In the "olden days" we would use this to find roots of numbers.
e.g. find cube root of 30 to 3 decimals
30^(1/3) < find the closest perfect cube to 30 which is 27
= (27 + 3)^(1/3)
= 27^(1/3) (1 + 3/27)^(1/3) <<< factored out 27^(1/3), which I know
= 3 (1 + 1/9)^(1/3) <---- now expand
= 3[1^(1/3) + (1/3)(1)(1/9) + (1/3)(1/3-1)/2! (1)(1/9)^2 + (1/3)(-2/3)(-5/3)/3! (1) (1/9)^3 + ...]
=3 [ 1 + 1/27 - 1/729 + 5/59049 - .... ]
= 3[ 1 + .03703... - .00137.. + .0000846 ..... ]
= 3[1.03574..]
= 3.10723..
my calculator gave me 3.107232506
Hey, not bad, eh?
Sure! The binomial expansion is a way to expand a binomial expression raised to a power.

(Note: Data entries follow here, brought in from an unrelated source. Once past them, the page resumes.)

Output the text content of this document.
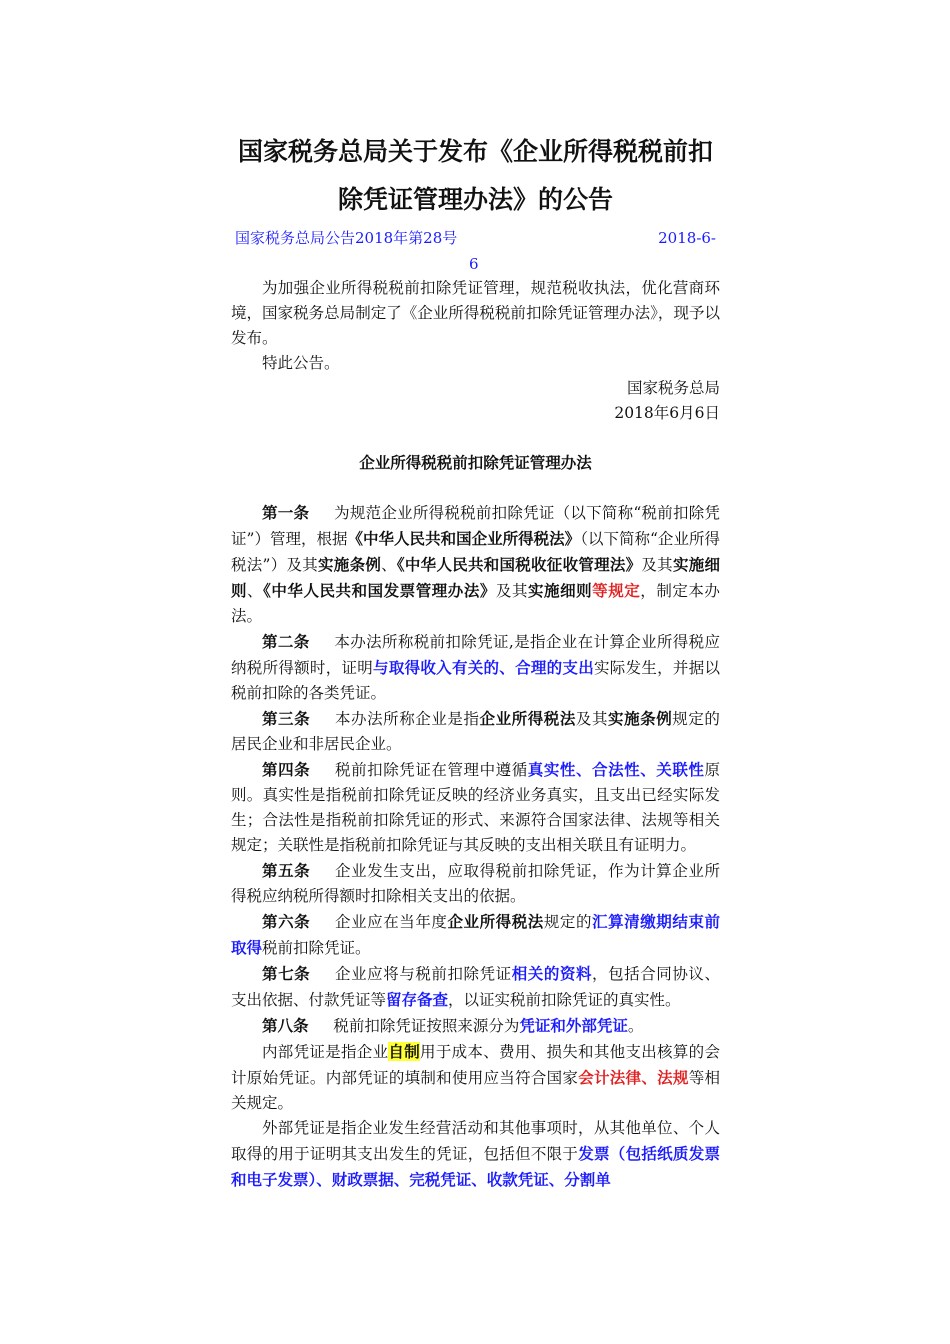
国家税务总局关于发布《企业所得税税前扣除凭证管理办法》的公告
国家税务总局公告2018年第28号	2018-6-
6

为加强企业所得税税前扣除凭证管理，规范税收执法，优化营商环境，国家税务总局制定了《企业所得税税前扣除凭证管理办法》，现予以发布。

特此公告。

国家税务总局

2018年6月6日

企业所得税税前扣除凭证管理办法

第一条 为规范企业所得税税前扣除凭证（以下简称“税前扣除凭证”）管理，根据《中华人民共和国企业所得税法》（以下简称“企业所得税法”）及其实施条例、《中华人民共和国税收征收管理法》及其实施细则、《中华人民共和国发票管理办法》及其实施细则等规定，制定本办法。

第二条 本办法所称税前扣除凭证,是指企业在计算企业所得税应纳税所得额时，证明与取得收入有关的、合理的支出实际发生，并据以税前扣除的各类凭证。

第三条 本办法所称企业是指企业所得税法及其实施条例规定的居民企业和非居民企业。

第四条 税前扣除凭证在管理中遵循真实性、合法性、关联性原则。真实性是指税前扣除凭证反映的经济业务真实，且支出已经实际发生；合法性是指税前扣除凭证的形式、来源符合国家法律、法规等相关规定；关联性是指税前扣除凭证与其反映的支出相关联且有证明力。

第五条 企业发生支出，应取得税前扣除凭证，作为计算企业所得税应纳税所得额时扣除相关支出的依据。

第六条 企业应在当年度企业所得税法规定的汇算清缴期结束前取得税前扣除凭证。

第七条 企业应将与税前扣除凭证相关的资料，包括合同协议、支出依据、付款凭证等留存备查，以证实税前扣除凭证的真实性。

第八条 税前扣除凭证按照来源分为凭证和外部凭证。

内部凭证是指企业自制用于成本、费用、损失和其他支出核算的会计原始凭证。内部凭证的填制和使用应当符合国家会计法律、法规等相关规定。

外部凭证是指企业发生经营活动和其他事项时，从其他单位、个人取得的用于证明其支出发生的凭证，包括但不限于发票（包括纸质发票和电子发票）、财政票据、完税凭证、收款凭证、分割单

To explain the process, let's start with the binomial theorem, which states:
For any positive integer n, the expansion of (a + b)^n can be written as:
(a + b)^n = C(n, 0) * a^n * b^0 + C(n, 1) * a^(n-1) * b^1 + C(n, 2) * a^(n-2) * b^2 + ... + C(n, n-1) * a^1 * b^(n-1) + C(n, n) * a^0 * b^n
Now, let me explain the steps involved in the binomial expansion:
Step 1: Determine the values of a, b, and n.
- "a" and "b" are the terms of the binomial expression, such as (2x + 3y).

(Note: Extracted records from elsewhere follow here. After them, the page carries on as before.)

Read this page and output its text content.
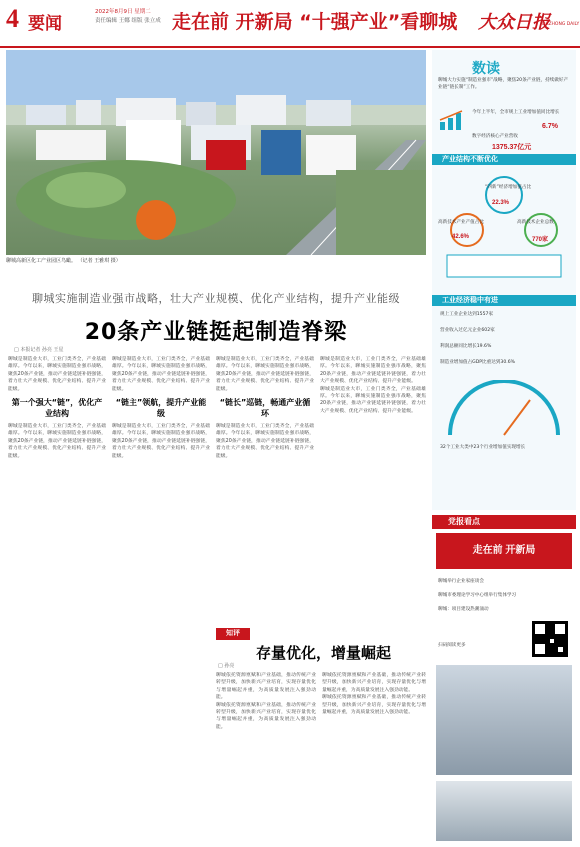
4 要闻
2022年8月9日 星期二
责任编辑 王娜 组版 张立成 走在前 开新局 “十强产业”看聊城 大众日报
DAZHONG DAILY
聊城高新区化工产业园区鸟瞰。 （记者 王雅琪 摄）
聊城实施制造业强市战略，壮大产业规模、优化产业结构，提升产业能级
20条产业链挺起制造脊梁
□ 本报记者 孙亮 王星
聊城是制造业大市，工业门类齐全，产业基础雄厚。今年以来，聊城实施制造业强市战略，聚焦20条产业链，推动产业链延链补链强链，着力壮大产业规模、优化产业结构、提升产业能级。
第一个强大“链”，优化产业结构
聊城是制造业大市，工业门类齐全，产业基础雄厚。今年以来，聊城实施制造业强市战略，聚焦20条产业链，推动产业链延链补链强链，着力壮大产业规模、优化产业结构、提升产业能级。
聊城是制造业大市，工业门类齐全，产业基础雄厚。今年以来，聊城实施制造业强市战略，聚焦20条产业链，推动产业链延链补链强链，着力壮大产业规模、优化产业结构、提升产业能级。
“链主”领航，提升产业能级
聊城是制造业大市，工业门类齐全，产业基础雄厚。今年以来，聊城实施制造业强市战略，聚焦20条产业链，推动产业链延链补链强链，着力壮大产业规模、优化产业结构、提升产业能级。
聊城是制造业大市，工业门类齐全，产业基础雄厚。今年以来，聊城实施制造业强市战略，聚焦20条产业链，推动产业链延链补链强链，着力壮大产业规模、优化产业结构、提升产业能级。
“链长”巡链，畅通产业循环
聊城是制造业大市，工业门类齐全，产业基础雄厚。今年以来，聊城实施制造业强市战略，聚焦20条产业链，推动产业链延链补链强链，着力壮大产业规模、优化产业结构、提升产业能级。
聊城是制造业大市，工业门类齐全，产业基础雄厚。今年以来，聊城实施制造业强市战略，聚焦20条产业链，推动产业链延链补链强链，着力壮大产业规模、优化产业结构、提升产业能级。
聊城是制造业大市，工业门类齐全，产业基础雄厚。今年以来，聊城实施制造业强市战略，聚焦20条产业链，推动产业链延链补链强链，着力壮大产业规模、优化产业结构、提升产业能级。
数读
聊城大力实施“制造业强市”战略，聚焦20条产业链，持续做好产业链“链长制”工作。
今年上半年，全市规上工业增加值同比增长
6.7%
数字经济核心产业营收
1375.37亿元
产业结构不断优化
“四新”经济增加值占比
22.3%
高新技术产业产值占比
42.6%
高新技术企业总数
770家
工业经济稳中有进
规上工业企业达到1557家
营业收入过亿元企业602家
利润总额同比增长19.6%
制造业增加值占GDP比重达到30.6%
32个工业大类中23个行业增加值实现增长
知评
存量优化，增量崛起
□ 孙亮
聊城依托资源禀赋和产业基础，推动传统产业转型升级，加快新兴产业培育，实现存量优化与增量崛起并重，为高质量发展注入强劲动能。
聊城依托资源禀赋和产业基础，推动传统产业转型升级，加快新兴产业培育，实现存量优化与增量崛起并重，为高质量发展注入强劲动能。
聊城依托资源禀赋和产业基础，推动传统产业转型升级，加快新兴产业培育，实现存量优化与增量崛起并重，为高质量发展注入强劲动能。
聊城依托资源禀赋和产业基础，推动传统产业转型升级，加快新兴产业培育，实现存量优化与增量崛起并重，为高质量发展注入强劲动能。
党报看点
走在前 开新局
聊城举行企业家座谈会
聊城市委理论学习中心组举行集体学习
聊城：项目建设热潮涌动
扫码阅读更多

- "n" represents the power to which the binomial is raised.
Step 2: Identify the coefficients.
- In the binomial theorem formula, the coefficients C(n, k) determine the number of ways to choose k terms from the n terms. These coefficients can be calculated using the binomial coefficient formula: C(n, k) = n! / (k! * (n-k)!).
Step 3: Write out the expansion.
- Starting from the left side of the binomial theorem formula, replace the variables and coefficients with their respective values, according to each term.
- Multiply the variables "a" and "b" with their respective powers.
Step 4: Simplify each term.
- Evaluate the powers of the variables by performing the necessary calculations.
- Simplify the coefficients by calculating the factorial values.
Step 5: Add all the terms together.
- Combine all the simplified terms to obtain the expanded form of the binomial expression.
By following these steps, you should be able to expand any binomial expression using the binomial theorem. Remember to pay attention to the coefficients and the power of the variables in each term.